The company has also put significant engineering into creating a smooth IP-based flow, allowing third-party IP blocks to be easily stitched together to quickly create a working FPGA implementation. The company’s “IP Integrator” has been an early hit with designers who like the correct-by-construction approach to stitching IP blocks together. When there isn’t an IP block that does exactly what you need, you might consider the company’s high-level synthesis capabilities, which allow you to synthesize C-language algorithmic blocks into optimized hardware datapaths.

The most challenging group to address is that of software engineers wanting to accelerate algorithms into heterogeneous computing systems, including hardware accelerators. By the second half of this year, the company plans to support C/C++ and OpenCL implementation flows with Vivado. OpenCL support may be a bit of a concession to archrival Altera – who has been touting OpenCL support for the past couple of years. OpenCL is popular for writing software-targeting parallel computing platforms such as GPUs. In many applications, FPGAs can deliver superior performance to GPUs, with a fraction of the power consumption. The key to achieving that, however, is to generate an optimized FPGA implementation from an OpenCL description, without requiring the software developer to become an expert in FPGA hardware architecture and design methods.

Feist said that these alternative abstractions could deliver on the order of 15x the productivity of a straight RTL-based flow for designers in these application domains. They also work to eliminate the “over the wall” handoff of algorithms from the “algorithm guy” to the “FPGA expert” – which is a step that often involves complicated communication between engineering disciplines. Simply the elimination of the requirement to understand RTL design in order to prototype an algorithm using FPGAs is a major door-opener for many engineering teams.
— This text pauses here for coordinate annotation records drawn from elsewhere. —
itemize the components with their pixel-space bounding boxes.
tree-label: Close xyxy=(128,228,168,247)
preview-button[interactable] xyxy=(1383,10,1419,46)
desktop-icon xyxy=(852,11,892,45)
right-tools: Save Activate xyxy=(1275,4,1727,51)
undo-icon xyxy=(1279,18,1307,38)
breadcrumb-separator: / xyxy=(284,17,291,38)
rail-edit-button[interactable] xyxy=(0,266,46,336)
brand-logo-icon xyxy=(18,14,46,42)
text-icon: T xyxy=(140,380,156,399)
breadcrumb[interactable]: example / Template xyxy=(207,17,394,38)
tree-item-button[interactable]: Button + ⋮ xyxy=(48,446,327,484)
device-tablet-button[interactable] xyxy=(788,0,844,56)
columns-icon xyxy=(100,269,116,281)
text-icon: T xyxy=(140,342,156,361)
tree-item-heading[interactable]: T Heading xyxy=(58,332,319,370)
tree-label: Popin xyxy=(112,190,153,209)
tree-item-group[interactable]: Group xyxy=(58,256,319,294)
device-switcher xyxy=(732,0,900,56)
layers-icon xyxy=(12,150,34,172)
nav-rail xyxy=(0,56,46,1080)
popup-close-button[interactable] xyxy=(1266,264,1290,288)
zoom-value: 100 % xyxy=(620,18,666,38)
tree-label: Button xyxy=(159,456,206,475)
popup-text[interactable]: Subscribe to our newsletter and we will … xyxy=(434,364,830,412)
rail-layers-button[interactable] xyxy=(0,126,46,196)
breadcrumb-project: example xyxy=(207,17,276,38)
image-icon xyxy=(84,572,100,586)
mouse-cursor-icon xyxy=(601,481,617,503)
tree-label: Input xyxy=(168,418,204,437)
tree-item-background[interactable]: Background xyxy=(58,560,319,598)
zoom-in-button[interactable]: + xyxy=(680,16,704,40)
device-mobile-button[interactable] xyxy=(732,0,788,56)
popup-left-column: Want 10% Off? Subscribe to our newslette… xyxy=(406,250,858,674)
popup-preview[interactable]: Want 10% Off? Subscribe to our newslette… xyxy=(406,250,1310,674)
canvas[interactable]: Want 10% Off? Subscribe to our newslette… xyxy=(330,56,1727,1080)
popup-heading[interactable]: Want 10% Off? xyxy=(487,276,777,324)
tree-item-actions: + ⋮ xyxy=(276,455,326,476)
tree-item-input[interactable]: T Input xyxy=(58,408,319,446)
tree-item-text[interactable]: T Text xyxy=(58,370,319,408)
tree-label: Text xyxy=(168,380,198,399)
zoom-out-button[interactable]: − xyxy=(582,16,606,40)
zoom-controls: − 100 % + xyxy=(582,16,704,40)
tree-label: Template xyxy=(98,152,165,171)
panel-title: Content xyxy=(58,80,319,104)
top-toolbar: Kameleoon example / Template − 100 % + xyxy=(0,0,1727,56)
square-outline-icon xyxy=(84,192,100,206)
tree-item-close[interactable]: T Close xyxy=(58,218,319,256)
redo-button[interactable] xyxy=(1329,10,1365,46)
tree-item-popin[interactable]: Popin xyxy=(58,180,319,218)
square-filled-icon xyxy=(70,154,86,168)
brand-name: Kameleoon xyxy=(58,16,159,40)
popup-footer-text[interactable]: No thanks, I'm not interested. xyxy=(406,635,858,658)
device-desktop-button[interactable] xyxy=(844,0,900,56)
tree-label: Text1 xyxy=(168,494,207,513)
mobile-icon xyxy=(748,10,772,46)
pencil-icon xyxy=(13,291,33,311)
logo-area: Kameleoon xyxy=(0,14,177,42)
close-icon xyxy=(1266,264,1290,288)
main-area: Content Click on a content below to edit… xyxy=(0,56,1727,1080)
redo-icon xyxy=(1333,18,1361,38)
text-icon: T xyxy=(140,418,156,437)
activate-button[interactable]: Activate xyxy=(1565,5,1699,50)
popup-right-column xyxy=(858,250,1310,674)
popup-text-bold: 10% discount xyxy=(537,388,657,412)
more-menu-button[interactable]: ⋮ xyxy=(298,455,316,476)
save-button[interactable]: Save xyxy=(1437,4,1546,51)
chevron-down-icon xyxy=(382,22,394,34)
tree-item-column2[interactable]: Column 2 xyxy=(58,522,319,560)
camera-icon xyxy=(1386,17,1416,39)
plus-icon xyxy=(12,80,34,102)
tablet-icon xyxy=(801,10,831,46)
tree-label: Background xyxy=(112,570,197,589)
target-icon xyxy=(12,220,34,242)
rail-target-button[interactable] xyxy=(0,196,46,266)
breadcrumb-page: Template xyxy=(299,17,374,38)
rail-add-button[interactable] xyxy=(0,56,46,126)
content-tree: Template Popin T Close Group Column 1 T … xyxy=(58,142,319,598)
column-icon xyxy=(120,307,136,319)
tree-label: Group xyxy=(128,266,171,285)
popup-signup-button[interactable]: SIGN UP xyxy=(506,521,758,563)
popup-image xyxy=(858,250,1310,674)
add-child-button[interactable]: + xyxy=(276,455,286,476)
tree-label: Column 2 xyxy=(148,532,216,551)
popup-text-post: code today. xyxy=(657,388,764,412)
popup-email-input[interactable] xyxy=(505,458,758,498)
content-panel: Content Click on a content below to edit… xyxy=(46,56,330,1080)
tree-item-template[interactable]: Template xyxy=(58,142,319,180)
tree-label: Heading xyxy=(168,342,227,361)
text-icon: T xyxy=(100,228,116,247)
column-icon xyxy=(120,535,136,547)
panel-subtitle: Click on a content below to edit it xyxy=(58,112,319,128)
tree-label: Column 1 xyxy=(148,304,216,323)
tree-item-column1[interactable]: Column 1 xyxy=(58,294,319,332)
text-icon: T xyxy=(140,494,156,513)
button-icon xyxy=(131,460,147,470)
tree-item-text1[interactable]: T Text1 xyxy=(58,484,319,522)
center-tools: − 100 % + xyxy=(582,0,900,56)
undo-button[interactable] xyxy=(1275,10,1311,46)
It isn’t clear at this point which of these abstractions might generate the “home run” that propels FPGAs into widespread adoption in a new application area. Certainly the programming languages like OpenCL that promise to allow software engineers to target FPGAs just like they would target a conventional processor or a GPU have the potential to unlock enormous new audiences for FPGAs. However, widespread adoption of any technology depends on a number of funky factors – providing the right tools and hardware platforms are certainly necessary ingredients in that recipe, but they don’t provide any guarantee of success. We’ll all just have to watch and wait to see what takes off and what doesn’t.